Les disciples, eux, n’en sont pas là. Au moment même où sur la montagne trois de leurs compagnons avaient la vision d’un monde nouveau, ceux qui sont restés dans la plaine ont été incapables d’en poser les signes en guérissant l’enfant. Ils se sont montrés impuissants à rendre crédible la Parole, publiquement, aux yeux de la foule. Nous découvrons alors, dans cet échec, le deuxième « raté » des disciples. Un échec que même après coup ils ne s’expliquent pas. Au point que le soir, quand Jésus fut « rentré à la maison », ses disciples l’interrogèrent : « Et nous, pourquoi n’avons-nous pas pu chasser cet esprit ? » Leur question n’est pas illégitime. En effet, un peu plus tôt dans l’Évangile, Jésus les avait institués pour chasser les démons, envoyés en mission à cet effet et leur avait donné autorité pour accomplir cette tâche.

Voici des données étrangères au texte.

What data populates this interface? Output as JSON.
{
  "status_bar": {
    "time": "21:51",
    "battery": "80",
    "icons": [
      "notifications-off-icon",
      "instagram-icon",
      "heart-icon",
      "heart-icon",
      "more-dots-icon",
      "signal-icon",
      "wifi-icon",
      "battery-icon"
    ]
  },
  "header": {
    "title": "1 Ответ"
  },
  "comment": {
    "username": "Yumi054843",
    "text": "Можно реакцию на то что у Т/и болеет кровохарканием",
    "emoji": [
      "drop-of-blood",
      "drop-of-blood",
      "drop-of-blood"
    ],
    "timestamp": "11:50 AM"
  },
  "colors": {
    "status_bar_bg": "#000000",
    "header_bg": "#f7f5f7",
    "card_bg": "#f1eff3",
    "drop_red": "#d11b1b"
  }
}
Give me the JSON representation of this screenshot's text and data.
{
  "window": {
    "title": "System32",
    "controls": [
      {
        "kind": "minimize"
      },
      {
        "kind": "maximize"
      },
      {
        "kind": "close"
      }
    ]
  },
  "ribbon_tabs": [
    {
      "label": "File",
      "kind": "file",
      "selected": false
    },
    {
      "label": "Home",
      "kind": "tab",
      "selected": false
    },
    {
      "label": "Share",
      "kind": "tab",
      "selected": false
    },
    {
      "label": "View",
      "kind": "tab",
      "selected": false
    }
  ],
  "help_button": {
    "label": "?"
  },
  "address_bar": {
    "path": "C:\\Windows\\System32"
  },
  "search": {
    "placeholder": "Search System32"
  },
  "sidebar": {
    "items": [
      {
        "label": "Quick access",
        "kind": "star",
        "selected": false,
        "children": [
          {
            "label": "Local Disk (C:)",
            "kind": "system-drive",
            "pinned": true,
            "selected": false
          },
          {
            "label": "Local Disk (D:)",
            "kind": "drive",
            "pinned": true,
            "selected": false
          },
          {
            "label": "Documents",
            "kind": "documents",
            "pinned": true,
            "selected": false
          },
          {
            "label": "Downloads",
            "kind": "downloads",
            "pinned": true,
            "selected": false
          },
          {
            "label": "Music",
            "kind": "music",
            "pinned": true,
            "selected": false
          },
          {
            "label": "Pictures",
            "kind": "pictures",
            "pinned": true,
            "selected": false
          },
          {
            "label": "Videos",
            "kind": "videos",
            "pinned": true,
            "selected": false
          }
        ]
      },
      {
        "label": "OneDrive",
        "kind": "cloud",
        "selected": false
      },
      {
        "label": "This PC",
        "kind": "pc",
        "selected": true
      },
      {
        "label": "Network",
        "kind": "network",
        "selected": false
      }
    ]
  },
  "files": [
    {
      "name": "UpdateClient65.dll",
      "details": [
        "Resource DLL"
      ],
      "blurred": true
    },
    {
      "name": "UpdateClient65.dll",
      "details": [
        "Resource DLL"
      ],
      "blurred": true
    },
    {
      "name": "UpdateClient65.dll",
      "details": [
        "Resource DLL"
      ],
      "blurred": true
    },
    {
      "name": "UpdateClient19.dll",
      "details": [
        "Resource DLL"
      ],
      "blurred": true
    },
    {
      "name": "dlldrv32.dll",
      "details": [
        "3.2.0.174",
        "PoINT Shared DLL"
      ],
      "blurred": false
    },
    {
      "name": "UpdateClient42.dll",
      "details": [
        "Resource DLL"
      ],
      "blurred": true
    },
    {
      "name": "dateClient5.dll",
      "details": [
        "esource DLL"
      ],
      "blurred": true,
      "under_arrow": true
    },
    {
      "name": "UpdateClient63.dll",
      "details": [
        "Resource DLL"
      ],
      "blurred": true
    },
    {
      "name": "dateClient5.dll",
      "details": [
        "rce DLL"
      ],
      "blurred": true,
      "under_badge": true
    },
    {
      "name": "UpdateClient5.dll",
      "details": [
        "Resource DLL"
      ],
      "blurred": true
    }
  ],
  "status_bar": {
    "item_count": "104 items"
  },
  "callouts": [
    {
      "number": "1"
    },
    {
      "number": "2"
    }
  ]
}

Alors, ils se croyaient sans doute désormais propriétaires d’un pouvoir leur permettant d’agir en l’absence du Christ. Ils ont cru que la guérison et la libération étaient entre leurs mains. Comme il nous arrive parfois de croire que le salut du monde est au bout de nos méritoires efforts humains. Alors qu’il est l’œuvre de Dieu seul et que nous n’en sommes que les témoins, par nos paroles et par nos actes. Ainsi, l’échec des disciples nous rappelle qu’en dehors d’une relation personnelle au Christ, nourrie de sa Parole et portée par la prière, en dehors d’une spiritualité vivante, nous ne pouvons rien faire ni dire de décisif.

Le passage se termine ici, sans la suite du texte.